Man of Steel posterThe new “Superman” movie is getting some mixed reviews, but here’s the real deal on the Man of Steel: It’s definitely worth seeing – just keep your expectations in check and don’t over-think it. It’s not a perfect movie. It’s probably not the best action-hero movie you’ll see this year. But it is an interesting and entertaining re-imagining of the Superman mythology. He’s still the guy who can leap tall buildings in a single bound (once he realizes he can fly) and fight the good fight for truth, justice and the American/Earthly way. He just goes at it from a slightly different angle.

I’m a pretty big fan of all the guys who’ve braved the tights– from George Reeves to Christopher Reeve to Dean Cain to Brandon Routh. But this new Man of Steel (Henry Cavill) is not only hot in his more subdued-hued outfit, he’s also accessible in a way that his predecessors were not. This is a Superman for our times, a man destined to embody the best of two worlds – his native Krypton, and Earth by way of Kansas. He’s a charming, attractive and lonely guy, blessed and burdened with the potential to save humankind. And as you’ve probably seen from the trailers by now, that ‘S’ isn’t a letter – it’s a Kryptonian symbol that stands for ‘hope’. Cue the collective ‘awwwwwww’. Cavill as Superman

Man of Steel has a lot to juggle as a reboot, so a few balls do drop in the process. The geography is a bit hard to follow as Clark/Kal-El/Superman bounces around from Alaska to Metropolis to Smallville to Space to who-knows-where. Time bounces around a bit too – shifting from Krypton in its final hours to present-day Earth, with flashbacks of a young and conflicted Clark Kent, forced to hide his special abilities in front of all but his loving and protective adopted parents Martha and Jonathan (Diane Lane and Kevin Costner). And, a note of caution to the faint of heart: the scope of destruction is a bit extreme. But thankfully the battles, while intense and overly-long, are virtually bloodless (PG-13).
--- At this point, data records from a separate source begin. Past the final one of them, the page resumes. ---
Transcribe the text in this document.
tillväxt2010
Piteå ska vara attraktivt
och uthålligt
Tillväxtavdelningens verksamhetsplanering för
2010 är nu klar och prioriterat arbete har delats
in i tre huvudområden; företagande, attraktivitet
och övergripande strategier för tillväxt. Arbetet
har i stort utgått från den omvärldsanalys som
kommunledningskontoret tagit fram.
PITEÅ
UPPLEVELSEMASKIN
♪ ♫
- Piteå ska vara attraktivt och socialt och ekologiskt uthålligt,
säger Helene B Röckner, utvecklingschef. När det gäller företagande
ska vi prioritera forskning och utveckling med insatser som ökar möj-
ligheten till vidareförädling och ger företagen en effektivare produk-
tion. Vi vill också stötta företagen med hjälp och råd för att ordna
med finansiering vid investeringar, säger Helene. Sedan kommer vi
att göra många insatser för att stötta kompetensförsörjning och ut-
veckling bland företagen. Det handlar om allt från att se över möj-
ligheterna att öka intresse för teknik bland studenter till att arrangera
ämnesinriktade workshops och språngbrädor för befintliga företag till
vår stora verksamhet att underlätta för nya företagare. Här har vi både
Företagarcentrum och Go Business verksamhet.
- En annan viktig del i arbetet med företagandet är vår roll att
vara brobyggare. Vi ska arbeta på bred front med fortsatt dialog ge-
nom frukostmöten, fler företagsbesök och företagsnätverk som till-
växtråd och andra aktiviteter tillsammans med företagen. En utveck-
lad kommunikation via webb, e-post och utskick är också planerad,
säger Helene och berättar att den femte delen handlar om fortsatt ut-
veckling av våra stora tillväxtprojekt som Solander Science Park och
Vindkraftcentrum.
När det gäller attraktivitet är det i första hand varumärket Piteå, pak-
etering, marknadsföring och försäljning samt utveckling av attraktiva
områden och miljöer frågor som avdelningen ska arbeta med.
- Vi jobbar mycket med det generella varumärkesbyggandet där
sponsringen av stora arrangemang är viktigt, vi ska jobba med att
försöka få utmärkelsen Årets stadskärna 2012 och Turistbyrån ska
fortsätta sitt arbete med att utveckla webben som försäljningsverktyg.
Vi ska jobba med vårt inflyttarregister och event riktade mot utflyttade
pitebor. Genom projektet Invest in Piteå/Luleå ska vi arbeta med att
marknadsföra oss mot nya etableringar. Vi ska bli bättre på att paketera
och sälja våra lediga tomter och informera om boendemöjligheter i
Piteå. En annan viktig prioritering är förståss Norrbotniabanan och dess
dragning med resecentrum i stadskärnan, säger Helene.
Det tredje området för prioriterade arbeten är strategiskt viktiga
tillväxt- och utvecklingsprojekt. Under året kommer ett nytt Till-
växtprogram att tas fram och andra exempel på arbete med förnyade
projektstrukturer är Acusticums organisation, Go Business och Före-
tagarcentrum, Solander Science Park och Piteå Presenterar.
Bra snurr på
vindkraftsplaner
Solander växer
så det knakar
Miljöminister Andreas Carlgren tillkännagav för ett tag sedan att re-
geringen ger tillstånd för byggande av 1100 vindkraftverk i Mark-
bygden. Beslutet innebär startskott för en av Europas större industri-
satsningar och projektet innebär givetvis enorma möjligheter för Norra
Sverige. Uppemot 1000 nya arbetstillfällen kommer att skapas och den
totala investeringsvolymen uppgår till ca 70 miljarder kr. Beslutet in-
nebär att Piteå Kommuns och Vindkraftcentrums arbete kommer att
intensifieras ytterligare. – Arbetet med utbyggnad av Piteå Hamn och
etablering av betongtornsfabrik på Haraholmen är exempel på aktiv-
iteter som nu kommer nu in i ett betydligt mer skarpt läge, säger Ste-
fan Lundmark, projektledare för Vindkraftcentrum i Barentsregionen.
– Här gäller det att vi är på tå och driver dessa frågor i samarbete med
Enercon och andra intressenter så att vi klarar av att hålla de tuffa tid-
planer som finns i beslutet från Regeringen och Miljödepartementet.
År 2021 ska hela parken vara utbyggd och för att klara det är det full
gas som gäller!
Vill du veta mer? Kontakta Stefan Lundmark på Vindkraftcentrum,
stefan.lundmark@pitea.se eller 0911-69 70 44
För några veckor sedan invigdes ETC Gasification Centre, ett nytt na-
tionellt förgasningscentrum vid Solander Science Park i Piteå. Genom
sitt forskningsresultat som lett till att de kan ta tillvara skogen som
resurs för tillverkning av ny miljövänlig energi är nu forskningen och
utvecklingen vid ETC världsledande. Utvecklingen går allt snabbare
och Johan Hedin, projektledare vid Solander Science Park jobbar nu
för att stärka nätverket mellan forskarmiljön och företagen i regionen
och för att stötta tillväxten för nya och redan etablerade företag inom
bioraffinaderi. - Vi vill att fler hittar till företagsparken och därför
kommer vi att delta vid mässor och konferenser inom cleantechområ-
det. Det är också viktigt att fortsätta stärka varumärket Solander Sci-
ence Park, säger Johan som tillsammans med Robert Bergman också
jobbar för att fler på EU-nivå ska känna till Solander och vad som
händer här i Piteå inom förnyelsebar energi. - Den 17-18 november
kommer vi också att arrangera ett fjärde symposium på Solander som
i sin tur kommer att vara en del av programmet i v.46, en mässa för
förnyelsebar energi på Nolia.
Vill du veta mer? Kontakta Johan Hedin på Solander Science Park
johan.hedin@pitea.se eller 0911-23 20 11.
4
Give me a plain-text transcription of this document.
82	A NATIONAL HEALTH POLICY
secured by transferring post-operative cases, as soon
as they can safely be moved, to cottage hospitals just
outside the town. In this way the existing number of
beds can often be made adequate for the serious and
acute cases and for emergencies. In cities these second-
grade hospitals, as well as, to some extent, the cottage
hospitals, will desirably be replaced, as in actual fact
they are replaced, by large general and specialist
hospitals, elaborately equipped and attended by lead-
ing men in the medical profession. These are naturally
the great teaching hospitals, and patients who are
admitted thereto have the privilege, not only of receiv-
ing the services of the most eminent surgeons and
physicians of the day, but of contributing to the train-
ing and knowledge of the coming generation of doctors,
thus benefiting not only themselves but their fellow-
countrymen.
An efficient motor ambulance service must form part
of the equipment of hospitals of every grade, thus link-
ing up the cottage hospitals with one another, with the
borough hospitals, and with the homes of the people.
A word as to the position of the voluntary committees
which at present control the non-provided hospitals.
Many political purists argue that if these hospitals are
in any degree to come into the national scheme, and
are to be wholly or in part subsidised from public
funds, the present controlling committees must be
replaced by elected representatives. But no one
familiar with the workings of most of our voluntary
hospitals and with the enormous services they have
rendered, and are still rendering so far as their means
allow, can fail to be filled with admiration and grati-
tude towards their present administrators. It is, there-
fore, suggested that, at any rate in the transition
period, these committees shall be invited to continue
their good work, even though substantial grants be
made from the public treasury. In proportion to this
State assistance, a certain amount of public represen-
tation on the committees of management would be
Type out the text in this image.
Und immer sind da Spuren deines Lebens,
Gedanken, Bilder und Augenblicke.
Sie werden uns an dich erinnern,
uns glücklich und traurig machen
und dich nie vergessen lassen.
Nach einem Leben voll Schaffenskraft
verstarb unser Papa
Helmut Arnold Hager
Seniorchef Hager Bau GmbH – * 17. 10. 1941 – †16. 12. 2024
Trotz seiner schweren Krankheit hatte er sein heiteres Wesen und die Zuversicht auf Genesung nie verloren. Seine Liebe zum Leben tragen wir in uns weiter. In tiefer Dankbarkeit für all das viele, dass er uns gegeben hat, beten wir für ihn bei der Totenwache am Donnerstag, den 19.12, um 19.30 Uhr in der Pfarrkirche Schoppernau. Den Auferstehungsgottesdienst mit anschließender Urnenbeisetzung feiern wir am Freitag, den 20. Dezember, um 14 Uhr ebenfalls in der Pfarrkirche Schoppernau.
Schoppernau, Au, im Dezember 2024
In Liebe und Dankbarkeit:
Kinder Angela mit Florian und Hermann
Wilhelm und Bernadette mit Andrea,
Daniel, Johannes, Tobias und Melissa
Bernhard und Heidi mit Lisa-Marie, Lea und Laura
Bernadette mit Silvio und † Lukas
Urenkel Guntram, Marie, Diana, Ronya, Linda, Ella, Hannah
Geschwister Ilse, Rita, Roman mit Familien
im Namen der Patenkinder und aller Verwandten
On the plus side, the movie is very well cast. Russell Crowe (who looked and sounded so uncomfortable in Les Miz) is back in his comfort zone as Kal-El’s father, Jor-El. Amy Adams, who sometimes annoys me, actually makes a fine Lois Lane. And Michael Shannon is sufficiently menacing as the Kryptonian villain, General Zod.

The best way to enjoy Man of Steel is to clear your mind of previous incarnations of the Superman characters and embrace a version that feels more like Dark Knight meets Star Trek. It does feature the occasional nod to familiar aspects of the iconic backstory. But make no mistake – this is not your father’s Superman.

Bottom line: A solid cast, powerful score, and decent-enough story make one thing virtually certain: we haven’t seen the last of Henry Cavill as the Man of Steel. And that’s okay by me.